McMurray plans to dual enroll at Indiana University and Indiana Bible College to study elementary education and missiology. She plans to teach overseas.
Jakub Hill attends Pearl River Central High School and is the son of Bonnie and Ben. He is a member of the school’s NJROTC, Beta Club, National Honor Society, Rotary Interact Club and the Key Club. He is the recipient of many awards including the Sons of the American Revolution Leadership, Distinguished Cadet, Teddy Roosevelt Model Leader and the School Citizenship award.
He participates in many community service projects including city cleanups, Special Olympics and Manna Ministries. He is also a Bridgeway Apartments Friend.
“It’s very humbling, being so young and chosen for this award,” Hill said. “History can shape a country and the DAR talks most about the revolution and how it shaped our country economically and as a people.”
Hill plans to attend the Naval Academy in Annapolis, Maryland and study biochemistry. He plans to stay in the Navy for about five to six years and use his GI bill to attend medical school and continue his career in the Navy as a doctor.

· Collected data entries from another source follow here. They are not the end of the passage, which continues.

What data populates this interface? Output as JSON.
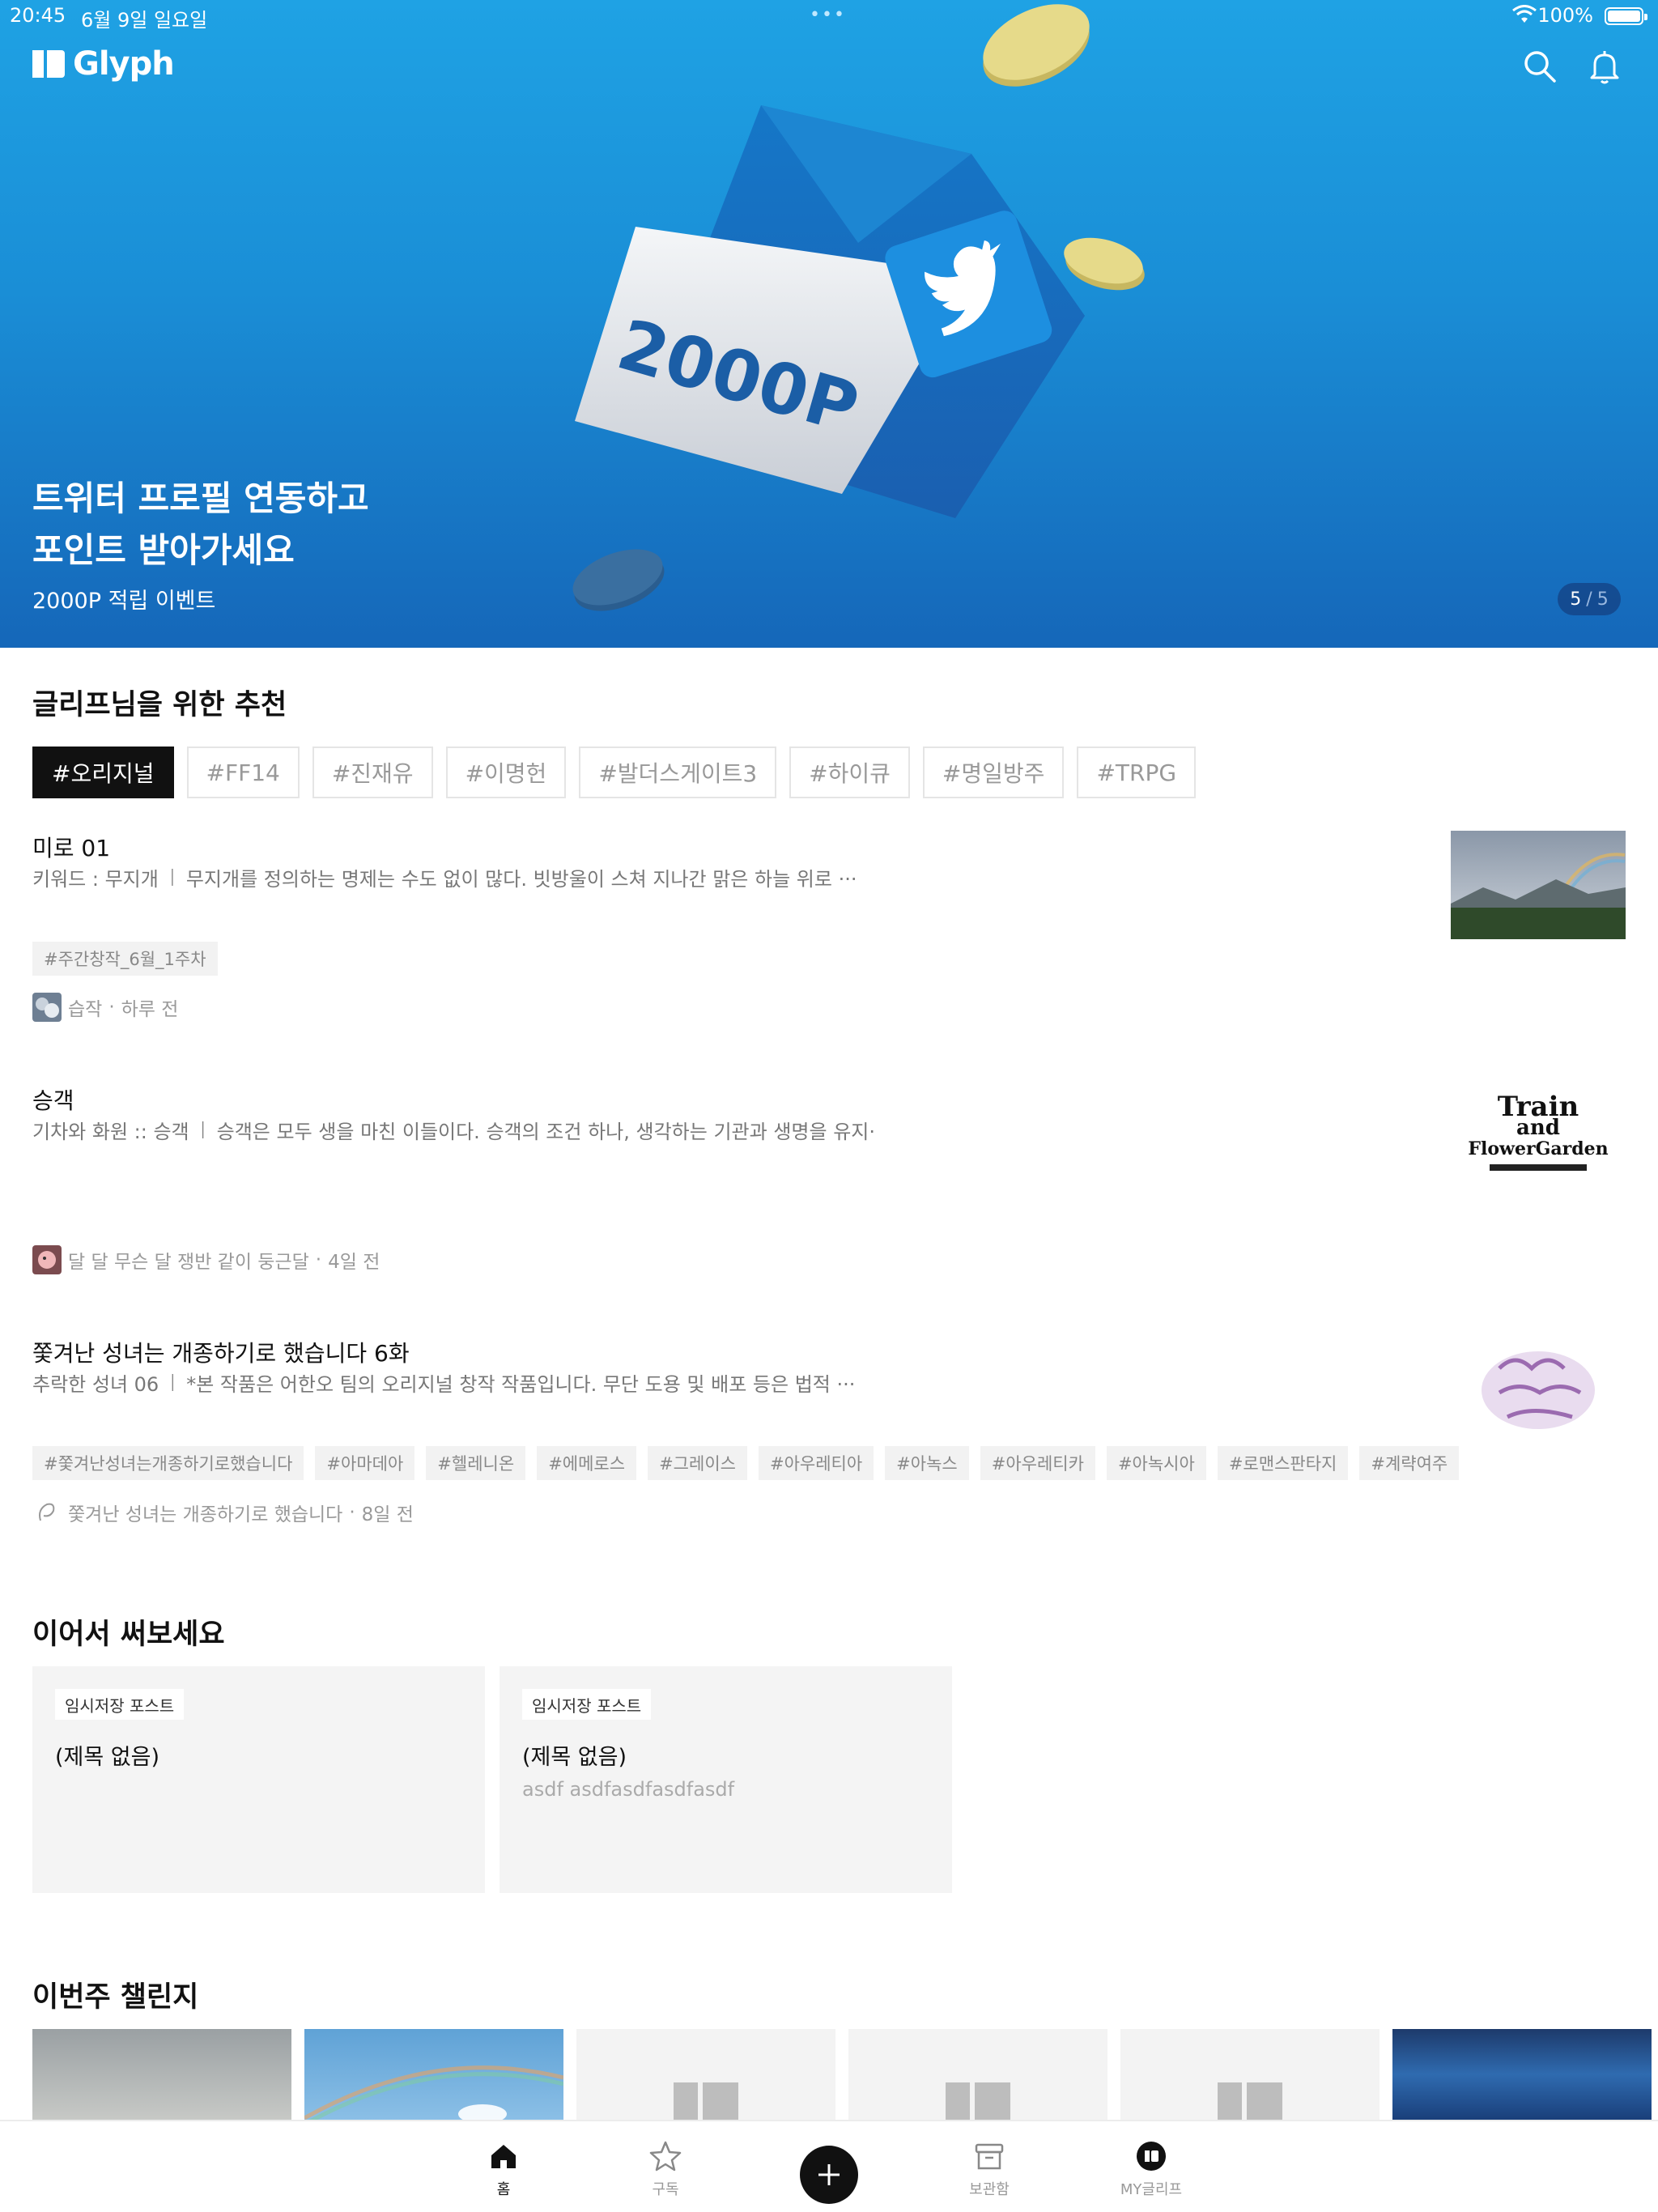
{
  "status": {
    "time": "20:45",
    "date": "6월 9일 일요일",
    "dots": "•••",
    "battery": "100%"
  },
  "app": {
    "name": "Glyph"
  },
  "hero": {
    "title_line1": "트위터 프로필 연동하고",
    "title_line2": "포인트 받아가세요",
    "subtitle": "2000P 적립 이벤트",
    "card_text": "2000P",
    "page_current": "5",
    "page_sep": "/",
    "page_total": "5"
  },
  "recommend": {
    "title": "글리프님을 위한 추천",
    "tags": [
      "#오리지널",
      "#FF14",
      "#진재유",
      "#이명헌",
      "#발더스게이트3",
      "#하이큐",
      "#명일방주",
      "#TRPG"
    ],
    "posts": [
      {
        "title": "미로 01",
        "excerpt": "키워드 : 무지개 ꒐ 무지개를 정의하는 명제는 수도 없이 많다. 빗방울이 스쳐 지나간 맑은 하늘 위로 ···",
        "tags": [
          "#주간창작_6월_1주차"
        ],
        "author": "습작",
        "time": "하루 전"
      },
      {
        "title": "승객",
        "excerpt": "기차와 화원 :: 승객 ꒐  승객은 모두 생을 마친 이들이다.  승객의 조건 하나, 생각하는 기관과 생명을 유지···",
        "tags": [],
        "author": "달 달 무슨 달 쟁반 같이 둥근달",
        "time": "4일 전",
        "thumb_line1": "Train",
        "thumb_line2": "and",
        "thumb_line3": "FlowerGarden"
      },
      {
        "title": "쫓겨난 성녀는 개종하기로 했습니다 6화",
        "excerpt": "추락한 성녀 06 ꒐ *본 작품은 어한오 팀의 오리지널 창작 작품입니다. 무단 도용 및 배포 등은 법적 ···",
        "tags": [
          "#쫓겨난성녀는개종하기로했습니다",
          "#아마데아",
          "#헬레니온",
          "#에메로스",
          "#그레이스",
          "#아우레티아",
          "#아녹스",
          "#아우레티카",
          "#아녹시아",
          "#로맨스판타지",
          "#계략여주"
        ],
        "author": "쫓겨난 성녀는 개종하기로 했습니다",
        "time": "8일 전"
      }
    ]
  },
  "continue": {
    "title": "이어서 써보세요",
    "drafts": [
      {
        "badge": "임시저장 포스트",
        "title": "(제목 없음)",
        "body": ""
      },
      {
        "badge": "임시저장 포스트",
        "title": "(제목 없음)",
        "body": "asdf asdfasdfasdfasdf"
      }
    ]
  },
  "challenge": {
    "title": "이번주 챌린지"
  },
  "tabbar": {
    "home": "홈",
    "subscribe": "구독",
    "storage": "보관함",
    "my": "MY글리프"
  },
  "colors": {
    "hero_top": "#1fa2e4",
    "hero_bottom": "#1567b9",
    "accent": "#111111"
  }
}
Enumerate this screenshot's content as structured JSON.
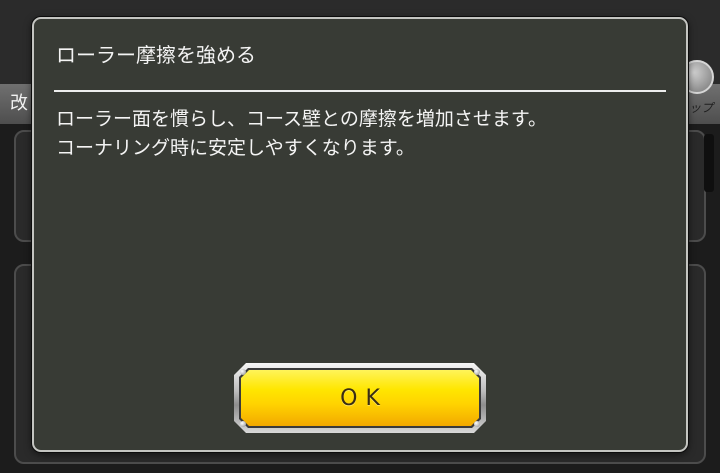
{
  "background": {
    "left_tab_label": "改",
    "right_tab_label": "ップ",
    "right_icon": "round-badge-icon"
  },
  "dialog": {
    "title": "ローラー摩擦を強める",
    "body_lines": [
      "ローラー面を慣らし、コース壁との摩擦を増加させます。",
      "コーナリング時に安定しやすくなります。"
    ],
    "ok_button": {
      "label": "OK"
    }
  },
  "colors": {
    "dialog_bg": "#383b35",
    "dialog_border": "#c4c5c1",
    "text": "#f4f4f4",
    "button_yellow_top": "#fff45a",
    "button_yellow_bottom": "#f2a800",
    "button_text": "#3a2e14"
  }
}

Rachel Smith attends Picayune Memorial High School and is the daughter of Leah and Douglas. She is employed at Fortenberry’s Slaughter House. Her achievements include the Jessie Stewart Code of Ethics award, honor roll, cheer team captain, president of National Honor Society and an ACT award for a 29 composite score.
Her volunteer experience includes the Glow Run for Cancer, Veterans Day assistant, Walmart school supply drive and Special Olympics. She is also a member of cheer, track, cross-country, softball, National Honor Society, student council and the National Society of High School Scholars.
“I’m really honored and it’s a great opportunity,” Smith said. “My family and I really support what DAR stands for. They defend the Constitution and the people’s rights. Today, as things change, people think we should change the rules of society with time. A lot of what is written in the Constitution is what our nation was built on.”
Smith plans to attend the University of Mississippi and study forensic science.
The 2016 Outstanding Teacher of American History in Pearl River County was Pearl River Central Middle School seventh and eighth grade social studies teacher Connie Gore.
Gore also won the state honor of the same award and will represent the state in Jackson this week.
She has been teaching since 2007 and believes it’s important her students know and understand the impact history has on people.
“It’s very humbling anytime you get honored for doing something you love,” she said. “You don’t teach for honor, you teach for outcome.”